Ainsi, Instagram est le réseau-roi à qui rien ne peut arriver, s’étant armé d’un réseau de juristes et avocats ayant paré à toute éventualité pour se dédouaner si un problème venait à arriver. Cela donne à réfléchir sur les autres conditions d’utilisation que nous avons pu accepter et signer par le passé…

Fait intéressant, il faudrait en moyenne 76 jours pour lire toutes les conditions que vous acceptez en seulement un an et celles d’Amazon vous prendraient à elles seules neuf heures. Dans tous les cas, nous sommes obligés d’accepter les conditions pour avoir accès aux sites, le bouton « j’accepte » devrait donc plutôt s’appeler « je n’ai pas le choix d’accepter ». Beaucoup sont d’ailleurs surpris de voir l’inter-connectivité entre différents sites ou applications, par exemple si vous reliez votre compte Netflix à votre compte Facebook, le site de vidéos en ligne obtient l’accès à vos messages privés…

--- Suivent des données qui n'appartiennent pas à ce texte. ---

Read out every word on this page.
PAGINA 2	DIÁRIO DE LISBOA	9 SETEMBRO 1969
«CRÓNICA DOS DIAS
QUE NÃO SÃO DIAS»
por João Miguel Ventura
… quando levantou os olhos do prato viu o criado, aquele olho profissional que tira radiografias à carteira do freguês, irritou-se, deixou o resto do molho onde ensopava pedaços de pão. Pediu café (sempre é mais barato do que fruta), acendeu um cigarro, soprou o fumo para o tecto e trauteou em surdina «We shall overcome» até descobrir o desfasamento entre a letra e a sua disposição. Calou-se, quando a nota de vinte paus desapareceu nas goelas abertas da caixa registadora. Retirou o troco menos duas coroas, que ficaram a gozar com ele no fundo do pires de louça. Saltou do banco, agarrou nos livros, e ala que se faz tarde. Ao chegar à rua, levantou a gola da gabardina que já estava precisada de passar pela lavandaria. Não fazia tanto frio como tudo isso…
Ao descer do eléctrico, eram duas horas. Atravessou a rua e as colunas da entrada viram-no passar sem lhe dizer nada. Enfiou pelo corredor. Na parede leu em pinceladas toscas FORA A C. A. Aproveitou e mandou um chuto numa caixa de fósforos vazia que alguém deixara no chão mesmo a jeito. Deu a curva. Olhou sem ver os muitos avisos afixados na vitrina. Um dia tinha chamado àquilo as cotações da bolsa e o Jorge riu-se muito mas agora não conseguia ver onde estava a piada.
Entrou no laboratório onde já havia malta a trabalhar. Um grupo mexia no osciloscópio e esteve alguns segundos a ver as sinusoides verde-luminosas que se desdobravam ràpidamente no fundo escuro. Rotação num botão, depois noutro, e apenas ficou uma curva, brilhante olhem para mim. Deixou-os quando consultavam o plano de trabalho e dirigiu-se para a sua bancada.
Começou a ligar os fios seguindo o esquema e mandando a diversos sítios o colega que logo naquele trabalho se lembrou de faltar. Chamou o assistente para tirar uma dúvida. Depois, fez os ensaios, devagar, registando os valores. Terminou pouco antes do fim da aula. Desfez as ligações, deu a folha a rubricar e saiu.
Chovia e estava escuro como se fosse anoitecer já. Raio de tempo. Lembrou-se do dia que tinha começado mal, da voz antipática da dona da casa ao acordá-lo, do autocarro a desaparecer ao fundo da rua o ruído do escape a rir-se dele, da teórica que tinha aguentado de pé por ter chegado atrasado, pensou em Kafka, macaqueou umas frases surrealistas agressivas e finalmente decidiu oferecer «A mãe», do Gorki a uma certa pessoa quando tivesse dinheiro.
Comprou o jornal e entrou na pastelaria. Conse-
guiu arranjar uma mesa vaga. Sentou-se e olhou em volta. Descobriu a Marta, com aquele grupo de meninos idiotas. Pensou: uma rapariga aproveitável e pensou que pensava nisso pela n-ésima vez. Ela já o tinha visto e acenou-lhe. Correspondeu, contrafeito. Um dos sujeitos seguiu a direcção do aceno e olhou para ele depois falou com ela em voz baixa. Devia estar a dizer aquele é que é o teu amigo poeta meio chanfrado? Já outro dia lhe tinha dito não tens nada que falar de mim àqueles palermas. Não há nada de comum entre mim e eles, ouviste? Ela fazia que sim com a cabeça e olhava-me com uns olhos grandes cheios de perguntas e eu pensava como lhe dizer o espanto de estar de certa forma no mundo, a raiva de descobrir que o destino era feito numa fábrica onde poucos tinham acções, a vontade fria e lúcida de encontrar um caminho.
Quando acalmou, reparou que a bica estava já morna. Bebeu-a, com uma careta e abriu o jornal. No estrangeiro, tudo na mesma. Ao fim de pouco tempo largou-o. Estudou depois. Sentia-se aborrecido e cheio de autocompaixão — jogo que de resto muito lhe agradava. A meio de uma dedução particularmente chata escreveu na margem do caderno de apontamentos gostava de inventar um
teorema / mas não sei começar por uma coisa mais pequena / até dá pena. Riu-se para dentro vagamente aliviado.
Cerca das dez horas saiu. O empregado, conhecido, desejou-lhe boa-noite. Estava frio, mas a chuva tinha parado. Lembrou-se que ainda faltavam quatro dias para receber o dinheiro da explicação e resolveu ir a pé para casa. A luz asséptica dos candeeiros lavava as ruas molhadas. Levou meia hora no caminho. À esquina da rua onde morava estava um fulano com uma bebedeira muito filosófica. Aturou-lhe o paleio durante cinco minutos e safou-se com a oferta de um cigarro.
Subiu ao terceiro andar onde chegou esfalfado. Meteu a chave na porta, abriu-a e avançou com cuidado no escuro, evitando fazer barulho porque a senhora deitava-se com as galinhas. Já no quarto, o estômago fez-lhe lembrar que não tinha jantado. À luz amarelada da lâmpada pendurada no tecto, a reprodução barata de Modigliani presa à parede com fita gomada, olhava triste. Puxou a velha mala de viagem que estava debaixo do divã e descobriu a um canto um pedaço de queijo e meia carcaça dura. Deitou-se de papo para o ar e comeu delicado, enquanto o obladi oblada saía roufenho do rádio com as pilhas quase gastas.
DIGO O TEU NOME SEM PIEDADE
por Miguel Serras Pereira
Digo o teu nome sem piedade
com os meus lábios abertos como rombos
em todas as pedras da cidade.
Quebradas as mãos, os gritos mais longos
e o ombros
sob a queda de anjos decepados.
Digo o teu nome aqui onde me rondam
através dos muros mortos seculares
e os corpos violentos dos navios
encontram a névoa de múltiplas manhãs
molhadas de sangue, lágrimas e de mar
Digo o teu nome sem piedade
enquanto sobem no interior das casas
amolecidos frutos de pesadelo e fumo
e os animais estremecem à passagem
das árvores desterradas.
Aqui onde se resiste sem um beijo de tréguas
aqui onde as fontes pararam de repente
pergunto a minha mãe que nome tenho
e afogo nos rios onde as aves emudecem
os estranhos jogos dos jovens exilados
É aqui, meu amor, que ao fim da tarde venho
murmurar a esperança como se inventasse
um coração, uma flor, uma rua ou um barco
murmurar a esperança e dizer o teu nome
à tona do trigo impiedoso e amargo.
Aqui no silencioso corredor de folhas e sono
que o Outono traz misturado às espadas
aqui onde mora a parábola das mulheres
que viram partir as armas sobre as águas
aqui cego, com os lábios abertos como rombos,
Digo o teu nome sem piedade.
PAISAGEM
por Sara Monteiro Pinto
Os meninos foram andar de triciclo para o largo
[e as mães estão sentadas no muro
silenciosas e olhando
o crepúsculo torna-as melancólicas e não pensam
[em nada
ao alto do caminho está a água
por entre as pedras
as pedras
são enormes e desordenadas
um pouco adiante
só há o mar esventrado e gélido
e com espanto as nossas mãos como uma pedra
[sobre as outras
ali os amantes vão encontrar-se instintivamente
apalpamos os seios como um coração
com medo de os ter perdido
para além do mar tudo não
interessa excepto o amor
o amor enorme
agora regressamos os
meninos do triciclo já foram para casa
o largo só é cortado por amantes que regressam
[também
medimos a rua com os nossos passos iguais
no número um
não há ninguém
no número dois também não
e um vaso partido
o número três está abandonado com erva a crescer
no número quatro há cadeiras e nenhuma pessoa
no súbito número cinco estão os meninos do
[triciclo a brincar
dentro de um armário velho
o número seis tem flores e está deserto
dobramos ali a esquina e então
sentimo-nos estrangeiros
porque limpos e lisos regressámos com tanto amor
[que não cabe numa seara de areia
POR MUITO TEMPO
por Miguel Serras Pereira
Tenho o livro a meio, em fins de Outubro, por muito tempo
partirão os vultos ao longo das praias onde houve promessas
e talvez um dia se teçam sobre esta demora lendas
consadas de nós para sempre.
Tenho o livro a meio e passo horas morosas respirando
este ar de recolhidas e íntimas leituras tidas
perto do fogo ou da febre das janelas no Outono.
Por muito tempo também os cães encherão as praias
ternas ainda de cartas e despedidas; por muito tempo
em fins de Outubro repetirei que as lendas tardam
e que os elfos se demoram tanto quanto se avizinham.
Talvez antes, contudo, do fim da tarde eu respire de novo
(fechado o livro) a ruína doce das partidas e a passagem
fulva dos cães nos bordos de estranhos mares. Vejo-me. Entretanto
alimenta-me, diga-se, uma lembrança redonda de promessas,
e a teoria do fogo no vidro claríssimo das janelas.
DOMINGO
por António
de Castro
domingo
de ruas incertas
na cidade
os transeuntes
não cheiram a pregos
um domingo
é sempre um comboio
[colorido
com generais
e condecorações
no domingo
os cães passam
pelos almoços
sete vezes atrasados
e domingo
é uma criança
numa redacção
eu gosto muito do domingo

Toutes ces conditions sont là pour récupérer des informations sur vous et ainsi cibler au mieux les publicités / sites … qui pourraient vous plaire. En lisant vos messages et en regroupant des informations, on peut déterminer ce que vous allez faire et dire dans le futur. Quand on écrit un message, l’assistance du téléphone vous propose en effet des termes qui sont souvent ceux que l’on souhaite utiliser. Pas de conspiration ici, juste le résultat de l’acceptation de conditions générales d’utilisation en notre défaveur.

En conséquence, l’Europe a adopté la loi RGPD (réglement général sur la protection des données), applicable depuis le 25 mai 2018, dans l’espoir de mieux contrôler le traitement des données à caractère personnel et la libre circulation de ces données. Il n’empêche que toutes les données déjà récupérées ne seront pas supprimées pour autant…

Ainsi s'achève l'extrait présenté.